Invece di invitare tutti quei pezzi grossi a snocciolare ovvietà, sarebbe stato molto più interessante raccontare approfonditamente la genesi di The Blonde Salad, per chi non l’ha seguita fin dall’inizio: Ferragni è stata estremamente acuta e lungimirante, la prima italiana a captare a qualcosa che negli Usa stava già iniziando a funzionare e a provare a riproporlo a modo suo, senza lasciarsi frenare dal senso di inferiorità che perseguita molti di noi («In Italia non funzionerebbe»), ma anzi superando di gran lunga le sue “maestre” e finendo per modificare il business della moda a livello globale. Una storia di successo perfettamente contemporanea, che varrebbe la pena, prima o poi, raccontare bene.

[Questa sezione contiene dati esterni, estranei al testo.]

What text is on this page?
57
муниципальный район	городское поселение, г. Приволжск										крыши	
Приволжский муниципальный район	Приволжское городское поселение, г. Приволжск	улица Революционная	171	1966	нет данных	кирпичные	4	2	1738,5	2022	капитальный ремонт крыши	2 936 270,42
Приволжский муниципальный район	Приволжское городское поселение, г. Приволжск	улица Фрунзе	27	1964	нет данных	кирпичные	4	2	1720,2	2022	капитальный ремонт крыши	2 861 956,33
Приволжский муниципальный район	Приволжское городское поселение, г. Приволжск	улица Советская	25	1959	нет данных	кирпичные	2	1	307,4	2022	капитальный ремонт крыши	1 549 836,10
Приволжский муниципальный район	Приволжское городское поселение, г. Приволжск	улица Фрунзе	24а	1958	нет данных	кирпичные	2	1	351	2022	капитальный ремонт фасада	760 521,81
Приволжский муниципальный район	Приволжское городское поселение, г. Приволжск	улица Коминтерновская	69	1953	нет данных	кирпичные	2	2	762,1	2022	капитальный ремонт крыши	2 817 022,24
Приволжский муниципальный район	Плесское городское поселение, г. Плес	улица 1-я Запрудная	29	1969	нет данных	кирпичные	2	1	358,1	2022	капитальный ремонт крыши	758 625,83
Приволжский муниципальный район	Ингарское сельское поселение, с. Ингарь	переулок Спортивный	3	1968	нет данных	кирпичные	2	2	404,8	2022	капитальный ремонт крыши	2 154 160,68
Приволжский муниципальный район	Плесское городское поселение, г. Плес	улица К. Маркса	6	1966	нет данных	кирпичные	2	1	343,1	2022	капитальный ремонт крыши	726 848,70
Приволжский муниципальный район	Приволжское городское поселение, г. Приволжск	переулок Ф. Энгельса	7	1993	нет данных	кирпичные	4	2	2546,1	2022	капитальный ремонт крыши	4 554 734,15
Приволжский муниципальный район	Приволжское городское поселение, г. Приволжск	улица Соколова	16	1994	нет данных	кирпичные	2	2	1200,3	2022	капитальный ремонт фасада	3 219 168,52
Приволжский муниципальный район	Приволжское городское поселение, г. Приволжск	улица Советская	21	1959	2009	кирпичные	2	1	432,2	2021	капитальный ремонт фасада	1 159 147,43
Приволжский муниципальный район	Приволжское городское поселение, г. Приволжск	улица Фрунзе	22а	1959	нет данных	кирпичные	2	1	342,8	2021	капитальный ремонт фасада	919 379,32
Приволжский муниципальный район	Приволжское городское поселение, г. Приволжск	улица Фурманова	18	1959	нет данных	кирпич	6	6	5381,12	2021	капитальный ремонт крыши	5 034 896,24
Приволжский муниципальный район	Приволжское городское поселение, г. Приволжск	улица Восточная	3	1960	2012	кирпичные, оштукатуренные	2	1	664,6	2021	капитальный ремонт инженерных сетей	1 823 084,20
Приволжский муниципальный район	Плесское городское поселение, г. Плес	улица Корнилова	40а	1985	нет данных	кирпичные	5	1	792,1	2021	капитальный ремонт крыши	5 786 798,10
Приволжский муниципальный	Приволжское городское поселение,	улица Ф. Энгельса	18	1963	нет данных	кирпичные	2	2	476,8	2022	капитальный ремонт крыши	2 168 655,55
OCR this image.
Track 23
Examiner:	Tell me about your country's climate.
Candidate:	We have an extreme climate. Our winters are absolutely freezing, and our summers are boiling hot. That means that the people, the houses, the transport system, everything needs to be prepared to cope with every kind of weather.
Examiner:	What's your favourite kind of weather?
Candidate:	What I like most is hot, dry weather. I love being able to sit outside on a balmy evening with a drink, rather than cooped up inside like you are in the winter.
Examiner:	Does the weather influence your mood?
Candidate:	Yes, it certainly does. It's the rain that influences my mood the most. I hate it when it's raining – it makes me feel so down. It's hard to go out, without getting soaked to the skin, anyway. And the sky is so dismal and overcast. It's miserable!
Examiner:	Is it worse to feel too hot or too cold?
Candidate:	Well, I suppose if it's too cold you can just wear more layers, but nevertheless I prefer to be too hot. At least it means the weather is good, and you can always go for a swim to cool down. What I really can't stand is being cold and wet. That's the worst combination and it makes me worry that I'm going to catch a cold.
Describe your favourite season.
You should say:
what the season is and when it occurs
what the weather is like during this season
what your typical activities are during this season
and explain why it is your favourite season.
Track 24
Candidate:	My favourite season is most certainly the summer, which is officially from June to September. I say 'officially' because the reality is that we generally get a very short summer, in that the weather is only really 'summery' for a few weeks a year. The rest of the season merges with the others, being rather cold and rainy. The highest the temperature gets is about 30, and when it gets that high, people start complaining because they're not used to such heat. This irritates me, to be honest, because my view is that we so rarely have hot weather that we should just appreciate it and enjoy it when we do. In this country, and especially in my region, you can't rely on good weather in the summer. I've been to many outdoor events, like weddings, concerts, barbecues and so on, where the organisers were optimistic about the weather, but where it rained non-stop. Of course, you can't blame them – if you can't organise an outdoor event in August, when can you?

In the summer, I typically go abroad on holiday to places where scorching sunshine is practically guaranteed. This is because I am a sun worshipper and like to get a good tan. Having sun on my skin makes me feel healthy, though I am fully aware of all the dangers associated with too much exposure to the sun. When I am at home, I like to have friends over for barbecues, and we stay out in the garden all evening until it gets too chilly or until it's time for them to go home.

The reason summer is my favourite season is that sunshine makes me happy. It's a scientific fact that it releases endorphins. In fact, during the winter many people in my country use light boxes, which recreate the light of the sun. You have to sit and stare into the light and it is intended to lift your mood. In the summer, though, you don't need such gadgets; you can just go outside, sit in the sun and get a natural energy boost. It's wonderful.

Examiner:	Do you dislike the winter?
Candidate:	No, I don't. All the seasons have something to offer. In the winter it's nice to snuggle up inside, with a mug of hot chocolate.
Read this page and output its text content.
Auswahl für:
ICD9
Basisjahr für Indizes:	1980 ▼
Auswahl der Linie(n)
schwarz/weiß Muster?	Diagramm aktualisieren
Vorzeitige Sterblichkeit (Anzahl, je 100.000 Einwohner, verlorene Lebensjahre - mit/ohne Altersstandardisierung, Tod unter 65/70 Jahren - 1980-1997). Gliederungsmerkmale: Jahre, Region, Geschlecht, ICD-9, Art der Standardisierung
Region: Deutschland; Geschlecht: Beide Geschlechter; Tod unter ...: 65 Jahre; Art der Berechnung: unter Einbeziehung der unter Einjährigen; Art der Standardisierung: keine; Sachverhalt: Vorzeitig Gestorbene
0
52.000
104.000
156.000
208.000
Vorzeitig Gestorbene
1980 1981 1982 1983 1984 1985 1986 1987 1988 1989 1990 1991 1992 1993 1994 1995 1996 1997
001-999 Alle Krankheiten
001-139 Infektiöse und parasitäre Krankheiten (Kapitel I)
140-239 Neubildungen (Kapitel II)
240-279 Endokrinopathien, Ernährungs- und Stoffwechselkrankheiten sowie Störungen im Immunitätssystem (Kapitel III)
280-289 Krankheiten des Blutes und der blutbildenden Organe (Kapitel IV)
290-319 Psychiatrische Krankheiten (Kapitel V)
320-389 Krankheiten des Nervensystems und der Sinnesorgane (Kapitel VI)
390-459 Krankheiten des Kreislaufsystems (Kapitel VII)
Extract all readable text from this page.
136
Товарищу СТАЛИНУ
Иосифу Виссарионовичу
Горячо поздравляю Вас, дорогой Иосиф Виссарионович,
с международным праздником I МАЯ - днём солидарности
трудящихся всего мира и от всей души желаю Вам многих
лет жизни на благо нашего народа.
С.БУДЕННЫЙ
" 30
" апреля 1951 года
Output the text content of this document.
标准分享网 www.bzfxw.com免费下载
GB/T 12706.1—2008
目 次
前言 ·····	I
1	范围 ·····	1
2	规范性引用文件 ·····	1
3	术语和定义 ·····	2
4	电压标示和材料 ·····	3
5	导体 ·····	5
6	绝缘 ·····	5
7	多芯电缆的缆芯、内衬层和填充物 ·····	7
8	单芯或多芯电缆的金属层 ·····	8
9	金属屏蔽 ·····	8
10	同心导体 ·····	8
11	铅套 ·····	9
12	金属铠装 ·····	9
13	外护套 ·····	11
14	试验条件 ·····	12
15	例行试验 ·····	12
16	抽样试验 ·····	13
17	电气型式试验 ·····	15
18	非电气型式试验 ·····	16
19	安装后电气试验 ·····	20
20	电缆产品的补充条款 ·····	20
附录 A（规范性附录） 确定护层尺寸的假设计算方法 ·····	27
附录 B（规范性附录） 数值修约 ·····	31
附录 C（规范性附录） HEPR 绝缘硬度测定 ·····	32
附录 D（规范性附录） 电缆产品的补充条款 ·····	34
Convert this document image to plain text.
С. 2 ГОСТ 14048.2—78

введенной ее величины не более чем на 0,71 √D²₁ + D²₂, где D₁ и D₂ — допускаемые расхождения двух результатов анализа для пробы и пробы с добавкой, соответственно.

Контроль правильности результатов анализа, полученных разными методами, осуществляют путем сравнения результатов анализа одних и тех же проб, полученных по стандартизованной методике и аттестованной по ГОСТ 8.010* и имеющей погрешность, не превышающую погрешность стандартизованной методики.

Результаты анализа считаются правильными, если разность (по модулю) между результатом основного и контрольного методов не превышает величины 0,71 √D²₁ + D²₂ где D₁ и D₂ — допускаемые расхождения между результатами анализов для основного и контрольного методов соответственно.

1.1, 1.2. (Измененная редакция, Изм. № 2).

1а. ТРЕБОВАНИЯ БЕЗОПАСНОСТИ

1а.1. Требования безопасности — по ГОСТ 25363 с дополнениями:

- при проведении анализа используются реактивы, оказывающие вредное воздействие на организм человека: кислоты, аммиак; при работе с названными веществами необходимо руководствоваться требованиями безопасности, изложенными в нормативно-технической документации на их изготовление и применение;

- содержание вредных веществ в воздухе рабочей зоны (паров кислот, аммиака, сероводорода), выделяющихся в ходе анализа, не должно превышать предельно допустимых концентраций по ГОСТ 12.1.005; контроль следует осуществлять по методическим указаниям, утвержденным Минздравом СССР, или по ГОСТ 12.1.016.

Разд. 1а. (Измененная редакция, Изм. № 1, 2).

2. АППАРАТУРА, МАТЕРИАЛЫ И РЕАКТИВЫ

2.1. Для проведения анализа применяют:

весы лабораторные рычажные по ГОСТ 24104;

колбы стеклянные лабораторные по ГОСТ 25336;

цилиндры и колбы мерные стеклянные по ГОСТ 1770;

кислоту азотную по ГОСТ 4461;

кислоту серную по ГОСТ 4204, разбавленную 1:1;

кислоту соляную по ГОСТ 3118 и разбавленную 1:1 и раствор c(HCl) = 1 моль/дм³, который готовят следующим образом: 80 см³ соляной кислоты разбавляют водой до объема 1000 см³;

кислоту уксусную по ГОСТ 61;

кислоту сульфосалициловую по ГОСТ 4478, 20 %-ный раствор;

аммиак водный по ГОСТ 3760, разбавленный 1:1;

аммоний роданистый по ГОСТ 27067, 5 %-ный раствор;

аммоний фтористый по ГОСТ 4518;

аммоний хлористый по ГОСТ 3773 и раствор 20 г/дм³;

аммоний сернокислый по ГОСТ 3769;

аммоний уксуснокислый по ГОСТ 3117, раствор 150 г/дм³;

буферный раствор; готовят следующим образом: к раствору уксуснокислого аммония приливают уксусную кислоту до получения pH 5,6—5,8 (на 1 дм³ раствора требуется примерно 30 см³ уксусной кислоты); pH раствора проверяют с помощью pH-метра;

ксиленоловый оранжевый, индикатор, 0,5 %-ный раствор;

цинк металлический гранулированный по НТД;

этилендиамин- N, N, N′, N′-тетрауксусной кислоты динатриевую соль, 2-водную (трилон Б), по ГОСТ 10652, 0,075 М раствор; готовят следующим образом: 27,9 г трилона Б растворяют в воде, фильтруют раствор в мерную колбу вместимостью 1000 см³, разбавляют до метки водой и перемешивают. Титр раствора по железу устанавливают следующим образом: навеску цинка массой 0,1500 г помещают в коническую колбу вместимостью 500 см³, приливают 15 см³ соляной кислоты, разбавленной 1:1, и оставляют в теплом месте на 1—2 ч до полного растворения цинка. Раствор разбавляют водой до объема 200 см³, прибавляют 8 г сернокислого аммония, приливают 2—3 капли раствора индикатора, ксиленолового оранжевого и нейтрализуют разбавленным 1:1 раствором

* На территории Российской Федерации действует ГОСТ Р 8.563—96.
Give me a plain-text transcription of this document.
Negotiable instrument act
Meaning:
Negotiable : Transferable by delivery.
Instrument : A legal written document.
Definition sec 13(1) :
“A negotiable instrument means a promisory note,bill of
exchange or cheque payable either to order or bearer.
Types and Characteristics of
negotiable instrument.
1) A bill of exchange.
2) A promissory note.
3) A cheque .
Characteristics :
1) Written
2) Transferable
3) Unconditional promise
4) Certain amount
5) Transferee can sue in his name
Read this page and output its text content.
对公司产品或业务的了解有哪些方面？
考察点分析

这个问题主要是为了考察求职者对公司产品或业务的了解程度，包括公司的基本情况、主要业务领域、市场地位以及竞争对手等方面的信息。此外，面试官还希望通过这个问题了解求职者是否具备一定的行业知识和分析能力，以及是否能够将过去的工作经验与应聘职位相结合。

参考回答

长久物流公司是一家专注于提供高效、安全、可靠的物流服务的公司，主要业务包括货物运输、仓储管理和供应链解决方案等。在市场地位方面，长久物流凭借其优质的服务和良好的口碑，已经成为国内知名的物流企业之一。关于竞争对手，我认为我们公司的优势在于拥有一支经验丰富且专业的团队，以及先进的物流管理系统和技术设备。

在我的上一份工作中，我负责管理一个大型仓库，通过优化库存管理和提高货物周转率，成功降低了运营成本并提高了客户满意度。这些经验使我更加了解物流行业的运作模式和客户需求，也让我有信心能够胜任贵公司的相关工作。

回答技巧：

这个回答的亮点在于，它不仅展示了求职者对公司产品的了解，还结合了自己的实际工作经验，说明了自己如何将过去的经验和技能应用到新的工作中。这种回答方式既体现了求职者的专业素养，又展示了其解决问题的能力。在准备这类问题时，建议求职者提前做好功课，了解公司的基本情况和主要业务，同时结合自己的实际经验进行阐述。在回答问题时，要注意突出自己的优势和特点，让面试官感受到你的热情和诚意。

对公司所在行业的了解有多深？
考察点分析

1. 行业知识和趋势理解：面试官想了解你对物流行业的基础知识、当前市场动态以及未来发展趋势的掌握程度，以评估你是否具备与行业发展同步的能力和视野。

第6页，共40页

Ma non è tutto da buttare. Il film contiene una serie di indizi che lasciano intuire un enorme potenziale artistico andato sprecato. I frammenti dei filmati girati dalla madre Marina Di Guardo quando Chiara era piccola, ad esempio, mostrano come l’ossessione di catturare ogni momento attraverso le immagini abbia in realtà profonde radici famigliari. «Il passato è importante», dice Di Guardo a un certo punto, «ci dice perché siamo diventati quello che siamo e anche come diventeremo». In un altro frammento una piccola Chiara dice che da grande vuole fare la pittrice (ma non è affatto convinta e sembra anche un po’ spaventata dalle domande della mamma, che finge di intervistarla). In un altro (è ancora più piccola) spara verso l’obiettivo con una pistola immaginaria fatta con la mano, poi la avvicina alla bocca e soffia, spara e soffia, spara e soffia, sempre più veloce, finché si confonde e si spara in bocca («Chissà qual è la ferita segreta che ha infiammato il suo successo», si chiede a un certo punto la scrittrice Silvia Avallone, convinta che una ferita ci deve essere per forza). E poi, la frase che dice poco prima di sposarsi, davanti agli occhi di milioni di persone: «Spero di piangere in modo carino».